A Creation Summary table breaks down end-to-end provisioning time into three distinct sub-phases: clone_duration (CSI copy time), running_time (kubelet container start), and ping_time (guest network probe). This granular view pinpoints whether a performance regression is rooted in the storage tier, the container runtime, or the guest operating system initialization sequence.
Alternative benchmarking tools compared
| Tool | Objective | Where virtbench fits |
|---|---|---|
| kube-burner | API/control plane overhead (etcd, scheduler) | Measures the data path: clone speeds, OS boot times, network reachability |
| fio / iperf wrappers | Standalone disk/network micro-benchmarks | Evaluates component behavior under load (e.g., network throughput while live migration is underway; clone speed during a boot storm) |
| KubeVirt E2E tests | Binary pass/fail | Quantitative: “How long did the operation take?” Surfaces performance issues before they reach production |
Use Case: An upcoming release will introduce in-VM fio tooling to perform I/O benchmarking directly from inside the guest OS.
Executing your first virtbench benchmark
virtbench integrates directly into staging CI pipelines.
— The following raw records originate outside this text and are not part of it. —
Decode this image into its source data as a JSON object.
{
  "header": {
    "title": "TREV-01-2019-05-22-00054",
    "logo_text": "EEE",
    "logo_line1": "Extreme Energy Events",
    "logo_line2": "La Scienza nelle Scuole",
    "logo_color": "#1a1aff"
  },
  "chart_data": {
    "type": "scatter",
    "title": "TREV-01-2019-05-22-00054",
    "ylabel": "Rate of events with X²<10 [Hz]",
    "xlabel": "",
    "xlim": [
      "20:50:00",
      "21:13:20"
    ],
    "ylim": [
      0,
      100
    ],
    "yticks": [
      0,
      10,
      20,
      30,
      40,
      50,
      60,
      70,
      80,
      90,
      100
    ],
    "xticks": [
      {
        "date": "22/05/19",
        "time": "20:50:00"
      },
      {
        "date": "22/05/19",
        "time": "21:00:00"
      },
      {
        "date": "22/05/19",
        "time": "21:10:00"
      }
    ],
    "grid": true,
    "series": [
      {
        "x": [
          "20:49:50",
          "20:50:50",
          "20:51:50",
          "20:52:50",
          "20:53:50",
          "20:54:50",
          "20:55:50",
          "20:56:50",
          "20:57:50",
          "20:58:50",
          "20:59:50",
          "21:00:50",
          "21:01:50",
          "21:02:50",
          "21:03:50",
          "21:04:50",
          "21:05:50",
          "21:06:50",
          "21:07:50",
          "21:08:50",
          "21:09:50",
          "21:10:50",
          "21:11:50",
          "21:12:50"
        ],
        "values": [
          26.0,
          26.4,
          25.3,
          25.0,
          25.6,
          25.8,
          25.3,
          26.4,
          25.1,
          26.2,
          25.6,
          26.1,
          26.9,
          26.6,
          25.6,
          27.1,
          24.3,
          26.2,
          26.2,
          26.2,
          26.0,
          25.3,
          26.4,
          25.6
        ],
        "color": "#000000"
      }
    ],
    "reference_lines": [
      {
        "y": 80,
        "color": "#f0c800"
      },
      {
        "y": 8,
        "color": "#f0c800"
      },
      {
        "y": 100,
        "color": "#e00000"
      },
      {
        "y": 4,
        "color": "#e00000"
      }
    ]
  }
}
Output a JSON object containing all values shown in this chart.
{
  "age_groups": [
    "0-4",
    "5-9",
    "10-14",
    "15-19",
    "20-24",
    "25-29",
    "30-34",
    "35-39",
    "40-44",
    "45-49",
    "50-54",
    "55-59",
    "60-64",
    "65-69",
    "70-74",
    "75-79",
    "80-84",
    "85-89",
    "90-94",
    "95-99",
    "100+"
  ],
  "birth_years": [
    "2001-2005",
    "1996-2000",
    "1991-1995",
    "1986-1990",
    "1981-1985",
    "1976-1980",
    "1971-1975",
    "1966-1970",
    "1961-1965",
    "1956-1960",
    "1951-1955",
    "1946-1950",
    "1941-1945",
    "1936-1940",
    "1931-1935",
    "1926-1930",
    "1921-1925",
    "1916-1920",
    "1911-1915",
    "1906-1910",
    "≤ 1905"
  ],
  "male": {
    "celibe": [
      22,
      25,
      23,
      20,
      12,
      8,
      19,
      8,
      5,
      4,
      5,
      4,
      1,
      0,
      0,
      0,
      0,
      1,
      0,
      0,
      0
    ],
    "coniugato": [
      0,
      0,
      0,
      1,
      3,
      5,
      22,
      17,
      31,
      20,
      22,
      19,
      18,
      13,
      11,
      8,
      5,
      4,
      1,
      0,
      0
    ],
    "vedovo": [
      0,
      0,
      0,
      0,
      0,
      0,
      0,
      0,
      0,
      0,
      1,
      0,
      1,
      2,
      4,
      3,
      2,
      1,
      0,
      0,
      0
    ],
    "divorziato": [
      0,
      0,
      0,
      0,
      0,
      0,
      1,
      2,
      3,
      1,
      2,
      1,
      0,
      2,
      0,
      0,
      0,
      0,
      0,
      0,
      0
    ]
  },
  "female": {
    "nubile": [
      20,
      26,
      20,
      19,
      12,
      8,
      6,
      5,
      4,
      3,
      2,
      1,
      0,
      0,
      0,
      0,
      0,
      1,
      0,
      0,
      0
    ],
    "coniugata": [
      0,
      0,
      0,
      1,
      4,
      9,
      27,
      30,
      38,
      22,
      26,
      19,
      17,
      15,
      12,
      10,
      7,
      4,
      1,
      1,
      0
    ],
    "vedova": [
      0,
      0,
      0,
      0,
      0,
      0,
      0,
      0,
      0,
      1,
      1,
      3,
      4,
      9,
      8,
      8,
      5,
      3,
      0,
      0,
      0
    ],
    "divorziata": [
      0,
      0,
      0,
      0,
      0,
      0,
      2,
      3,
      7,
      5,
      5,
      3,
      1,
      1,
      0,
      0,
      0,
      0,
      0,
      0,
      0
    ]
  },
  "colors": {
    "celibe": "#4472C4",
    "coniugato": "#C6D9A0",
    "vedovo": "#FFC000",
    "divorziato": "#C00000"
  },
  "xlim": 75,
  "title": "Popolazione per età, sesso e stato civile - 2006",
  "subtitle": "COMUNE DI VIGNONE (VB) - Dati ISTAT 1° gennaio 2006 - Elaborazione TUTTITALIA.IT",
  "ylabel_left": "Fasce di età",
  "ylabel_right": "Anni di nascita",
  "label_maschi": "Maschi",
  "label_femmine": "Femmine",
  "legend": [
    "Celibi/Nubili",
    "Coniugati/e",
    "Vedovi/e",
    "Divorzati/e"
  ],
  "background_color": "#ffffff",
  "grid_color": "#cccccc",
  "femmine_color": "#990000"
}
This allows you to run benchmarks both before and after infrastructure changes—such as storage platform upgrades, CNI migrations, or Kubernetes version updates—to catch performance regressions before they affect production environments.
Since benchmark results are typically highly dependent on the specific environment, sharing methodologies and reproducible testing practices is particularly beneficial for the KubeVirt community.
Contributing & Future roadmap
The project is open source and welcomes community feedback and contributions: github.com/portworx/kubevirt-benchmark.
Performance characteristics vary significantly across storage backends, CNI implementations, and hardware configurations, making community submissions and benchmark data extremely valuable. The project welcomes reproducible test scenarios, cross-platform comparisons, and additional benchmark modules from operators running KubeVirt in production.